De son côté, Ismaël Tanko, entrepreneur agricole, a pour sa part épinglé sur le peu d’intérêt accordé par les pouvoirs publics pour la valorisation des produits locaux. 

"Pour une activité à la présidence de la République par exemple, on y voit du thé Lipton sans aucun thé local ; aucun café local ;  des produits BB au détriment des boissons locales. Si à la Présidence, on ne met pas un point d'honneur à faire en sorte que 90% des produits utilisés soit locaux, qui va le faire?", s’est-il interrogé. 

Il a suggéré entre autres qu’il y ait  un rayon spécial destiné produit locaux dans les supermarchés à l’échelle nationale, l’appui de l’Etat aux champions dans l’agrobusiness en soutenant au maximum les produits qui émergent ; la mise sur pied d’un fonds national d’investissement etc. 

Burkina-Faso : un modèle ! 

Aux pays des hommes intègres, la consommation des produits locaux est d’une importance capitale, fait savoir Julien Ouedraogo, promoteur de l’Institut Supérieur en Agro-écologie et en Management (ISAM). 

"Ce sont des produits qui s’imposent sur les marchés de consommation aussi bien dans les restaurants, les hôtels et surtout lors des cérémonies.

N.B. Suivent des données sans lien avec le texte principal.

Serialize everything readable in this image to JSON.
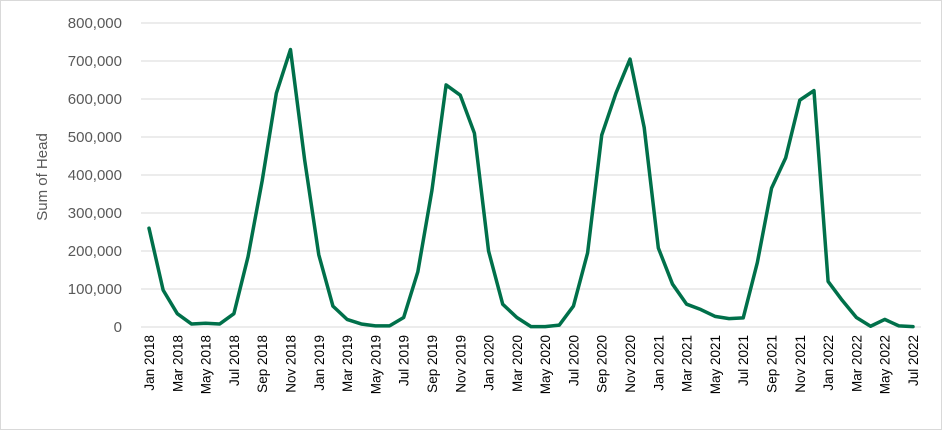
{
  "chart_data": {
    "type": "line",
    "title": "",
    "xlabel": "",
    "ylabel": "Sum of Head",
    "ylim": [
      0,
      800000
    ],
    "yticks": [
      0,
      100000,
      200000,
      300000,
      400000,
      500000,
      600000,
      700000,
      800000
    ],
    "ytick_labels": [
      "0",
      "100,000",
      "200,000",
      "300,000",
      "400,000",
      "500,000",
      "600,000",
      "700,000",
      "800,000"
    ],
    "grid": true,
    "legend": "none",
    "line_color": "#00704a",
    "x": [
      "Jan 2018",
      "Feb 2018",
      "Mar 2018",
      "Apr 2018",
      "May 2018",
      "Jun 2018",
      "Jul 2018",
      "Aug 2018",
      "Sep 2018",
      "Oct 2018",
      "Nov 2018",
      "Dec 2018",
      "Jan 2019",
      "Feb 2019",
      "Mar 2019",
      "Apr 2019",
      "May 2019",
      "Jun 2019",
      "Jul 2019",
      "Aug 2019",
      "Sep 2019",
      "Oct 2019",
      "Nov 2019",
      "Dec 2019",
      "Jan 2020",
      "Feb 2020",
      "Mar 2020",
      "Apr 2020",
      "May 2020",
      "Jun 2020",
      "Jul 2020",
      "Aug 2020",
      "Sep 2020",
      "Oct 2020",
      "Nov 2020",
      "Dec 2020",
      "Jan 2021",
      "Feb 2021",
      "Mar 2021",
      "Apr 2021",
      "May 2021",
      "Jun 2021",
      "Jul 2021",
      "Aug 2021",
      "Sep 2021",
      "Oct 2021",
      "Nov 2021",
      "Dec 2021",
      "Jan 2022",
      "Feb 2022",
      "Mar 2022",
      "Apr 2022",
      "May 2022",
      "Jun 2022",
      "Jul 2022"
    ],
    "xtick_labels": [
      "Jan 2018",
      "Mar 2018",
      "May 2018",
      "Jul 2018",
      "Sep 2018",
      "Nov 2018",
      "Jan 2019",
      "Mar 2019",
      "May 2019",
      "Jul 2019",
      "Sep 2019",
      "Nov 2019",
      "Jan 2020",
      "Mar 2020",
      "May 2020",
      "Jul 2020",
      "Sep 2020",
      "Nov 2020",
      "Jan 2021",
      "Mar 2021",
      "May 2021",
      "Jul 2021",
      "Sep 2021",
      "Nov 2021",
      "Jan 2022",
      "Mar 2022",
      "May 2022",
      "Jul 2022"
    ],
    "series": [
      {
        "values": [
          260000,
          97000,
          35000,
          8000,
          10000,
          8000,
          35000,
          185000,
          385000,
          615000,
          730000,
          440000,
          190000,
          55000,
          20000,
          8000,
          3000,
          3000,
          25000,
          145000,
          360000,
          637000,
          610000,
          510000,
          200000,
          60000,
          25000,
          1000,
          1000,
          5000,
          55000,
          195000,
          505000,
          615000,
          705000,
          525000,
          208000,
          113000,
          60000,
          46000,
          28000,
          22000,
          24000,
          170000,
          365000,
          445000,
          597000,
          622000,
          120000,
          70000,
          25000,
          2000,
          20000,
          3000,
          1000
        ]
      }
    ]
  }
}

Il y a une diversité de produits locaux (céréales, tubercules, insectes, feuilles, fruits, produits forestiers non ligneux...) et tous ces produits sont très bien appréciés au Burkina Faso", explique –t-il. 

"Le Burkinabé est une personne fière de lui-même, extravertie et n’hésite pas à marquer son appartenance identitaire, ces origines par les produits du terroir. Il s’agit entre autres des diversités des mets culinaires aux parures vestimentaires", ajoute M. Ouedraogo. 

Il a dévoilé que plusieurs institutions publiques et privées (de la Présidence du Faso aux différentes institutions ministérielles) travaillent dans la promotion des produits locaux.

"Les centres de formation professionnelle apportent également leur savoir-faire pour valoriser et moderniser les produits locaux. Ainsi nous avons des produits à base de céréales, des insectes, des sauces feuilles en conserve développées par les lycéens", souligne –t-il. 

M. Ouedraogo a même annoncé la tenue prochaine d’un événement au Faso dédié uniquement à la promotion des produits locaux. 

In fine, le Togo et d’autres pays d’Afrique peuvent partir du modèle du Burkina-Faso et trouver aussi leur chemin de sorte à redonner aux paysans leur pouvoir d’achat et à préserver la santé des populations. 

La consommation des produits importés sans aucune traçabilité représente un danger pour tout le système de santé publique dans les différents pays. 

Mieux vaut consommer local que de consommer un produit dont on ne connaît l’origine et les conditions de fabrication. Pour y arriver, les entrepreneurs locaux doivent produire plus et mieux en respectant les normes de qualité.